For instance, a company that receives $100 start-up capital from an individual would receive a credit exempting $100 of distributions from tax. That credit could then be traded and, if tax is set at 30 per cent, it should be worth up to $42.85 (because $100 equates to 70 per cent of $142.85). So a shareholder should be able to extract cash from a company and invest it in another without suffering a tax disadvantage compared to leaving the money for the first company to reinvest.
Five key principles would ensure a robust system. Credits should:
- Never result in a cash payment out by tax authorities
- Only be used to reduce a tax liability
- Not be issued until after a corresponding tax liability has been settled
- Be divisible at the request of the taxpayer with the corresponding liability
- Only be issued when the corresponding taxpayer confirms the details of the credit
For most companies the system would be incredibly simple. More complicated arrangements would only be worthwhile if they genuinely made the business more productive. And even then the tax system would not add to their complexity.
The recommendations are unashamedly radical. But they are also achievable, realistic and necessary.

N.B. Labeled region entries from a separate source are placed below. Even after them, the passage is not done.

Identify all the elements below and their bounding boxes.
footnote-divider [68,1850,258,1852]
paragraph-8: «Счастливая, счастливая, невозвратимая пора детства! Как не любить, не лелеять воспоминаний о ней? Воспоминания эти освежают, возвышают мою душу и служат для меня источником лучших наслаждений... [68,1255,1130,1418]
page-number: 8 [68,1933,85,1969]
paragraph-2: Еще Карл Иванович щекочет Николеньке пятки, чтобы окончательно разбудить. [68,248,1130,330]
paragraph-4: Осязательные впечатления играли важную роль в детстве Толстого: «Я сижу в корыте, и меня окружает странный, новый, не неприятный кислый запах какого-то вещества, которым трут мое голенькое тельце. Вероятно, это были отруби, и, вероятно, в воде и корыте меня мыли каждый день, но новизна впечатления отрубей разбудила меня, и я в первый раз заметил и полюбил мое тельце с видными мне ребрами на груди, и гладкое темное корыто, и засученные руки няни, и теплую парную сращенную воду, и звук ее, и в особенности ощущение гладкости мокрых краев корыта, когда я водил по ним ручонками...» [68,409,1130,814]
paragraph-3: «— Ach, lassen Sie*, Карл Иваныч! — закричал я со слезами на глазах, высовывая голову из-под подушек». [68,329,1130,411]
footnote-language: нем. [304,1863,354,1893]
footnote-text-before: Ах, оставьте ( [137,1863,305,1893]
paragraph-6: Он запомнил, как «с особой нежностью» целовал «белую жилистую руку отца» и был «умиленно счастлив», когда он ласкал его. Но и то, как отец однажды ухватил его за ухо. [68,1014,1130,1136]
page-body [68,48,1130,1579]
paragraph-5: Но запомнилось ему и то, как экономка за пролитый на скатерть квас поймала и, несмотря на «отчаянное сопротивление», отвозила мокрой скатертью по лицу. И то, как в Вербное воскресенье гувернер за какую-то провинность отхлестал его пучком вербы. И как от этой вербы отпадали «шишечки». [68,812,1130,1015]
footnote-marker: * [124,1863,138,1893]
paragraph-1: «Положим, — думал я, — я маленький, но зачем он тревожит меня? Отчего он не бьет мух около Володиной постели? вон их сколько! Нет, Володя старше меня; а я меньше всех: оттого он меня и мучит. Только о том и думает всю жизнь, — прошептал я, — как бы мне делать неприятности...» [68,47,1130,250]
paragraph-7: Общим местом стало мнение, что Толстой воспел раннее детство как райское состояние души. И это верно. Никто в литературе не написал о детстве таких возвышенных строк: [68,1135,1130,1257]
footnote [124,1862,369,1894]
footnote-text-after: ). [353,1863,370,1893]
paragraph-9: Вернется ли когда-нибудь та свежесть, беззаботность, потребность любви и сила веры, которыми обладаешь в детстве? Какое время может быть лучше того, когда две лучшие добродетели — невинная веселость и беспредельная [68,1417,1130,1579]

They would considerably shrink the size and complexity of any country’s tax code, but there is a critical challenge which any government implementing the single income tax must address.
History has shown that major tax reform must be part of a tax cutting program. Revenue neutral or tax-raising reforms rarely succeed, as Britain’s finance minister George Osborne has recently discovered when he tried to extend VAT to caravans and various snacks. If ordinary families get a tax cut, however, the astonishing complexity that has gradually built up in the system over decades can be substantially reduced without being derailed by those who lose out. The radical neutrality of the single income tax proposals would transform Britain’s tax environment into one of the world’s most competitive; unleashing enterprise and prosperity to revitalise the economy. Implementing it and leaving more money in the pockets of the taxpayers who spend it best is a huge reward for serious action to control spending.
It is a shame that the Australian government has shied away from those proposals that were commendable but nonetheless tame in the Henry Review. Australian policymakers should consider our single income tax proposal. With a little adjustment for circumstances specific to Australia, the radical simplicity we have proposed for the UK could yield huge benefits for Australia, too. Our proposals are more radical but our circumstances are more pressing. We desperately need the British government to adopt our tax reforms to transform the British economy and deliver more jobs, growth and long term prosperity.